In two previous essays, I talked about some of the problems with the proposed mega-development corporation that would oversee projects for South Shore, Woodlawn, and Washington Park. I have discussed the Chicago Way and its flaws, the harm that has been done to neighborhoods as a result of large and badly executed plans by the city, and I have talked about how these bad plans depend on apathy among ordinary citizens in order to break ground.
I have also talked a little about an alternative to the mega-development corporation, but I have not said enough about it. If the top-down approach favored by the wealthy and the ambitious was a lousy deal for regular people but there was no viable alternative, we would have to choose between investment in the South Side and our principles. Fortunately, that is not the case. There is another way – local control over local development.
Let me quickly explain the proposal I am talking about for those of you who are not aware of it. Recently, a group of people and organizations including Byron Brazier from the Apostolic Church of God in Woodlawn, pastor Torrey Barrett from Washington Park, the Chicago Community Trust, city officials, a consultant company out of the East Coast, and others announced plans to create a development corporation that would oversee development in Woodlawn, South Shore, and Washington Park. The organization is intended to direct development that will come as a result of the Barack Obama Presidential Center and other improvements in and around Jackson Park.

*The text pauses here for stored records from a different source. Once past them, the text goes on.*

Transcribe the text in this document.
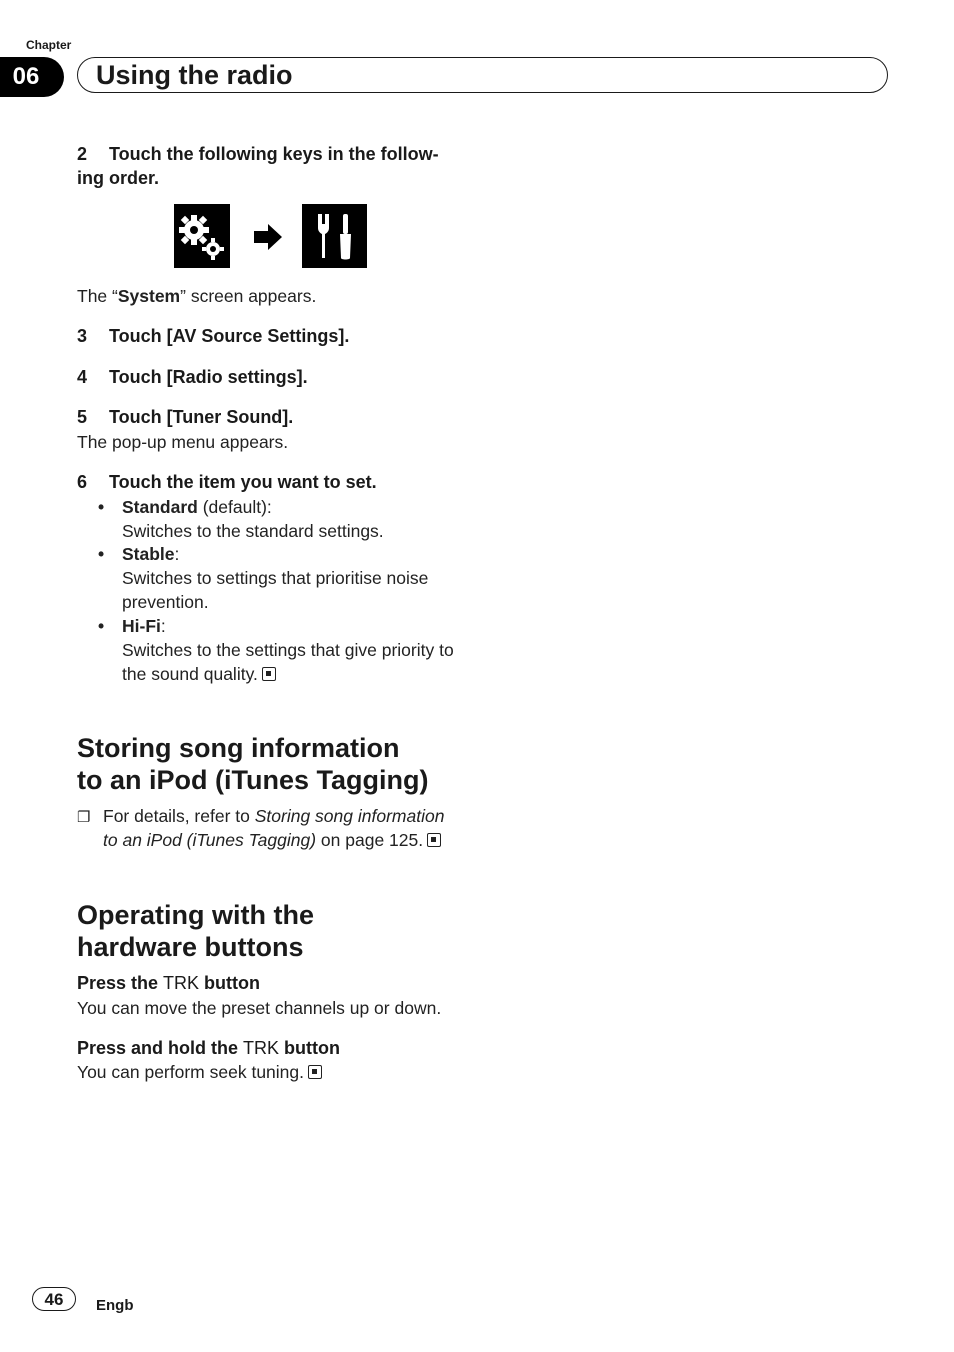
Chapter
06	Using the radio
2 Touch the following keys in the follow-
ing order.
The “System” screen appears.
3 Touch [AV Source Settings].
4 Touch [Radio settings].
5 Touch [Tuner Sound].
The pop-up menu appears.
6 Touch the item you want to set.
• Standard (default):
Switches to the standard settings.
• Stable:
Switches to settings that prioritise noise
prevention.
• Hi-Fi:
Switches to the settings that give priority to
the sound quality.
Storing song information
to an iPod (iTunes Tagging)
❐ For details, refer to Storing song information
to an iPod (iTunes Tagging) on page 125.
Operating with the
hardware buttons
Press the TRK button
You can move the preset channels up or down.
Press and hold the TRK button
You can perform seek tuning.
46	Engb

When we in the community heard about this plan to assemble politically connected pastors and people representing large institutions to make major decisions on behalf of our neighborhoods, our first reaction was, “What about us?” It was a strong enough and loud enough response that the group immediately announced an application process for three members from each neighborhood to join the board. If they keep their word, that means three people from each neighborhood will be added to a 20- to 25-member board. Even if these neighborhood additions are all advocates for the people (not at all a foregone conclusion), they will be woefully outvoted. Even if all nine (three from each of the three neighborhoods) additions to the board work together, they are still outvoted. Of course, that is no mistake. And that is not what we meant when we said “What about us?”
In my view, this is an attempt to sidestep the existing process, which is already flawed but which allows input from the community. It also assumes that we are not intelligent or capable enough to consider development proposals for our neighborhoods, that others have to do it for us. And it has been announced to us, not presented as an idea. It boldly usurps the power of people to manage their own communities. To say it plainly, who do these people think they are?
The arrogant presumption of this group is stunning. Our communities are not rungs on the ladder of their personal ambition. That they seem to think so is a cause of great concern for us. We also see their predation as an opportunity, however. Because they are poised to strike, we must respond, and that necessity gives rise to a call for a viable alternative – and a reason for the community to consider it.
Our alternative is the neighborhood council. We have examined many options within the context of the Chicago political system, with its unique challenges to residents of the South Side, and we think that it is essential that a deliberative body selected from the community and by the community should become a part of the process proposals have to go through to get approved. Every developer should have to come before the people and answer all of the questions of the community and respond to all of the requirements of the council in order to be approved, just as they have to satisfy the planning department and the alderman.
If one is concerned about managing development pressure, local councils just make better sense than some mega-development corporation. An excellent example of how this approach can work successfully is just to the north of Hyde Park, in the North Kenwood-Oakland Conservation Area. There, developments must be approved by a board selected by the alderman and okayed by the mayor. I have seen major developers held up by very specific changes to materials or design that members of the council wanted. The process is slowed down sometimes, but drive through the Conservation Area today, and you see a thoughtfully developed community, with in-fill projects that are much better constructed and much more in keeping with the scale and style of the existing architecture than a lot of other South Side projects. Local control over development does not scare it off. It makes it better.
Chicago city officials are often just too hasty when it comes to tearing down buildings and approving the grand dreams of developers. The city’s aggressive demolition policies in Woodlawn, for example, have led to a population so low that even the most basic services are scarce. State Street south of Cermak remains largely vacant years after acres of public housing was torn down and developers were awarded contracts to rebuild. The truth is simple, if awkward: politicians cannot be trusted to advance the priorities of the community, not when left to their own devices. Instead, they will be convinced to compromise, and the neighborhood will suffer.
There is no need to end up in this situation. Local development councils ensure that the people have a say in what is built in their community. There are many other advantages to these councils as well, and we will explore them one by one. The ability of residents to manage change in the community is the one that goes to the very heart of what is wrong with politics and building in Chicago and gives the people a way to right it. What our neighborhoods need is not a mega-development corporation. We need to have control over what happens where we live.